LONDON (Reuters) – The London Stock Exchange
said its pan-European share trading arm Turquoise will offer trading in EU-listed shares on its Dutch platform from the end of next month if there is no agreement on future direct access to the bloc by then.
Brussels is assessing whether to allow Britain’s financial sector to serve EU investors under its “equivalence” system, which checks if UK market rules are as robust as those in the EU.
After Britain left the EU last January, direct access to the single market under transition arrangements ends on Dec. 31.
“Turquoise can confirm that it is planning on invoking its Brexit contingency plans on Monday 30 November 2020, unless relevant equivalence decisions to allow cross-border services between the EU and UK are agreed prior to this date,” the UK exchange said in a statement. All shares would still be available for trading in London as well.

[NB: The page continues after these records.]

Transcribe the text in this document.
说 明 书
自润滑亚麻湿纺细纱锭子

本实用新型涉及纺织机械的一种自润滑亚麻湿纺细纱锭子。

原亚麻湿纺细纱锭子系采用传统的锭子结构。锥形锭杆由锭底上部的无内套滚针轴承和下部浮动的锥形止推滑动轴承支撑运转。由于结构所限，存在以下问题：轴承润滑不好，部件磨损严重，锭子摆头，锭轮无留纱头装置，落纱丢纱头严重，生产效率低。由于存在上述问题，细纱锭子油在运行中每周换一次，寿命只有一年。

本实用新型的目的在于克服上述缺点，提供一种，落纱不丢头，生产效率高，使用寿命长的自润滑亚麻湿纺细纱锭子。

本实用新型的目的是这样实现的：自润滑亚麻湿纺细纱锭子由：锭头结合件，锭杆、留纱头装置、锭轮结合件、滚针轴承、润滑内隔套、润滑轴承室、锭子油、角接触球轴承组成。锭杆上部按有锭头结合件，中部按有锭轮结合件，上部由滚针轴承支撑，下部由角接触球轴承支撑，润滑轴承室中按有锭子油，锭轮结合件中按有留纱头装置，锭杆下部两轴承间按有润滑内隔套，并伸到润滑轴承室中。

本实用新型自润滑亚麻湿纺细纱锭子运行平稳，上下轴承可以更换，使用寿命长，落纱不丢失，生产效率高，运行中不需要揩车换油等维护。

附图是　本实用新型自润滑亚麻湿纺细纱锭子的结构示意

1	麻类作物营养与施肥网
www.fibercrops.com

The LSE set up its Dutch hub as insurance against no direct access to EU investors.
CBOE, the biggest pan-European share trading platform, which is based in London, has also set up a hub in Amsterdam that is already open for business but with little trading so far, while London-based Aquis Exchange has set up its Brexit hub in Paris.
Without equivalence, EU investors would have to trade EU companies inside the bloc, even though many of them are heavily traded in London.
Banks have warned that fragmenting trading liquidity would make markets less efficient for users.